D. – Lei c’era in Georgia e anche in Azerbaigian quando ci fu San Giovanni Paolo II: che contributo ha dato quella presenza nel tempo, fino ad oggi?

R. – Ha dato un contributo soprattutto di apertura verso gli ortodossi, ed è venuta a portare una certa pace. C’è stato un riavvicinamento fondamentale, c’è un cammino più avviato; e quindi penso che il Papa, con questa sua visita, metterà ancora una pietra importante.

D. – A livello di scuole, fabbriche, punti di ritrovo, avete potuto fare qualcosa?

R. – Non abbiamo neppure cominciato, perché intanto il rischio grosso era che fossimo accusati di fare proselitismo. Abbiamo creato poi delle scuole e anche qualche asilo, ma questo nell’ambito delle nostre comunità.

D. – E ci sono stati frutti, risposte nel tempo che lei ha colto, anche da parte della popolazione?

R. – Certamente sì, perché le nostre comunità sono rinate: abbiamo avuto dei seminaristi, più di 20-25 sacerdoti locali e più di una trentina di suore.

D. – Quindi, secondo il suo punto di vista, quali sono le cose più importanti da capire per riuscire ad essere cattolico in un luogo di periferia, in un luogo dove si è in minoranza?

R. – Un po’ come dice il Papa oggi in continuazione: 'Sono i fatti che contano'. E attraverso questi fatti – chiaramente –  noi abbiamo fatto porre alla gente molti punti interrogativi, i quali quindi avevano come conclusione che tutto questo veniva fatto per uno spirito di servizio, per uno spirito cristiano. E in quanto tali siamo sempre stati rispettati: indirettamente noi facevamo un’opera pastorale enorme, perché era una continua testimonianza di vita. Il nostro compito è curare i malati e assistere i poveri: siamo – diciamo così – le retrovie forse oppure le avanguardie di questa nostra pastorale.

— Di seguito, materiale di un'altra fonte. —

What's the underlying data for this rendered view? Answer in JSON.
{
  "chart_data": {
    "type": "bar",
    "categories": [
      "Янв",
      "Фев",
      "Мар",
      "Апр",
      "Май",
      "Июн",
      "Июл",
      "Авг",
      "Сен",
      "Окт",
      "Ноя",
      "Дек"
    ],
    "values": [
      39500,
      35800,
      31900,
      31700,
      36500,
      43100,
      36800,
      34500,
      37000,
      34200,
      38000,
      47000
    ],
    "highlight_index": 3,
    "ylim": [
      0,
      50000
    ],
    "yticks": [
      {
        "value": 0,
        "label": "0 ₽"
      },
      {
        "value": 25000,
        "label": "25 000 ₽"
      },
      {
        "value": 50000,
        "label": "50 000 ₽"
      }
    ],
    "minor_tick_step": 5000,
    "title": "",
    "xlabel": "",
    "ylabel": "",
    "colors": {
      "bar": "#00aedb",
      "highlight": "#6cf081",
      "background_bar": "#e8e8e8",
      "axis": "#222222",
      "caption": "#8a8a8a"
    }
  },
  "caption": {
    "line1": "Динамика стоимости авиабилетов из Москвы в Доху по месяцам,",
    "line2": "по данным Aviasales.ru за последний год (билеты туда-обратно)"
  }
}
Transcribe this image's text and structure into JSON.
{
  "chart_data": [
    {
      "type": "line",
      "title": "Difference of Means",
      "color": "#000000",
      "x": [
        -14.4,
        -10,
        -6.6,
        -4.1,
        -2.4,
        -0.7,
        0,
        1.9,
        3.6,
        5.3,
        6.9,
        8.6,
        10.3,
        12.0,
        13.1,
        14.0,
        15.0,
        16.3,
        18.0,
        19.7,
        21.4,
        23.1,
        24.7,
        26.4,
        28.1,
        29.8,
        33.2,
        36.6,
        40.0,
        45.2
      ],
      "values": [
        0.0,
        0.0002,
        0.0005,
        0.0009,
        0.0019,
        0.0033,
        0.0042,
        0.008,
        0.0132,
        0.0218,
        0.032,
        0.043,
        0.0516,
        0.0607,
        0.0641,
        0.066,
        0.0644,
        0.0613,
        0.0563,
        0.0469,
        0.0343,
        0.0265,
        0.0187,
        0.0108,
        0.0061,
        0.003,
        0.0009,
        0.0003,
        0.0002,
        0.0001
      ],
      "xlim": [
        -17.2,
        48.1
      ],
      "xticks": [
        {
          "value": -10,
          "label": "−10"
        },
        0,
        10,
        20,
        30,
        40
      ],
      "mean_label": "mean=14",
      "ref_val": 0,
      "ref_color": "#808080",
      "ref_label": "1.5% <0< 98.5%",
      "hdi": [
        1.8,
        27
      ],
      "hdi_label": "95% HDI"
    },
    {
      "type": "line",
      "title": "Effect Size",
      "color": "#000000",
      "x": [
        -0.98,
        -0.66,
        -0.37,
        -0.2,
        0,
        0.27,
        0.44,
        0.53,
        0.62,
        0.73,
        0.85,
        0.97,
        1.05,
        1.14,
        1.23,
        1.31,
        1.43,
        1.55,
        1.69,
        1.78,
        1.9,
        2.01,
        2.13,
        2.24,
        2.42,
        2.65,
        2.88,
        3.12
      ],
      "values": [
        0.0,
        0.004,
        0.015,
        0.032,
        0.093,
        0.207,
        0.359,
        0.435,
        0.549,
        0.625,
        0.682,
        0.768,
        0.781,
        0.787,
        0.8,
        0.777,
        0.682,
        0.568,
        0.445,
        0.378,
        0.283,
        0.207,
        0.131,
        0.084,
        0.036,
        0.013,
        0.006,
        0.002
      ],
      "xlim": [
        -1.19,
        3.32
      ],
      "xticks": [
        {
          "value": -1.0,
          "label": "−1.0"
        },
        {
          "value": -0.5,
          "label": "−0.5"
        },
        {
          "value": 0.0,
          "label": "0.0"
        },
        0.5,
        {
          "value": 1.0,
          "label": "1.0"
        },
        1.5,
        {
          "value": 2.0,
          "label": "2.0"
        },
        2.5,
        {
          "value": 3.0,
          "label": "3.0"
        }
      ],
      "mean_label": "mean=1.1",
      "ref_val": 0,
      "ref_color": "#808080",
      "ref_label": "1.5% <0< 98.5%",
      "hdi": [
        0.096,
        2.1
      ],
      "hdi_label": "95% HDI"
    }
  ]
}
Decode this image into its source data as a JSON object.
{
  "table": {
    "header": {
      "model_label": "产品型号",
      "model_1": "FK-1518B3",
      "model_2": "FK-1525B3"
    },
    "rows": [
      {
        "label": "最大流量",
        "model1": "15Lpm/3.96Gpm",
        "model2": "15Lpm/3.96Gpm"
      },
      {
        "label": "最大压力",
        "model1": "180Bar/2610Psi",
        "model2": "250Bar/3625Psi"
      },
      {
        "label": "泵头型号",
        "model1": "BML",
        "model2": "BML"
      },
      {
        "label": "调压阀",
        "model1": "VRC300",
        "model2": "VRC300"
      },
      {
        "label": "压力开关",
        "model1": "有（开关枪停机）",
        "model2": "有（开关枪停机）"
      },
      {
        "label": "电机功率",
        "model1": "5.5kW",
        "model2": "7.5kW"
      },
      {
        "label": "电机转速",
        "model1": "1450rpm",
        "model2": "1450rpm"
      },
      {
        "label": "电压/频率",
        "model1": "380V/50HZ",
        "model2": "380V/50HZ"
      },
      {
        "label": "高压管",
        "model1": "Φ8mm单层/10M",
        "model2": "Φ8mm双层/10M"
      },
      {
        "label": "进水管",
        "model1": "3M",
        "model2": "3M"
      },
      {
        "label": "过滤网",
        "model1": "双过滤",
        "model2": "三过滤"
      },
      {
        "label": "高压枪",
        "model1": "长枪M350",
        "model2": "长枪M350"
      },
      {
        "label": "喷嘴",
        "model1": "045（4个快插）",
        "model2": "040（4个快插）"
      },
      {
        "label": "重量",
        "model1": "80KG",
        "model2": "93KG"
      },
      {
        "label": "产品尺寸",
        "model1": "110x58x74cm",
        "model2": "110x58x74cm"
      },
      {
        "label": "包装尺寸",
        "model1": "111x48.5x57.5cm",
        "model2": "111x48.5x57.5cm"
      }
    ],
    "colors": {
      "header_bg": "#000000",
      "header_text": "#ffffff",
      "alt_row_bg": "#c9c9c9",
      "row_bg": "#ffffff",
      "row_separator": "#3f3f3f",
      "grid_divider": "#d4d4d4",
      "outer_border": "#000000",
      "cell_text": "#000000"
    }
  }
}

D. – Servirà ancora questo alla Georgia?

R. – Eccome! Servirà ancora per molti anni, soprattutto perché, al di là di quello che materialmente facciamo, dobbiamo diventare dei testimoni di come si assistono i malati e di come si vuole bene alla gente. È il “come” che conta, perché poi lo Stato si potrà anche organizzare, ma la testimonianza, il cuore, bisogna che lo portiamo noi.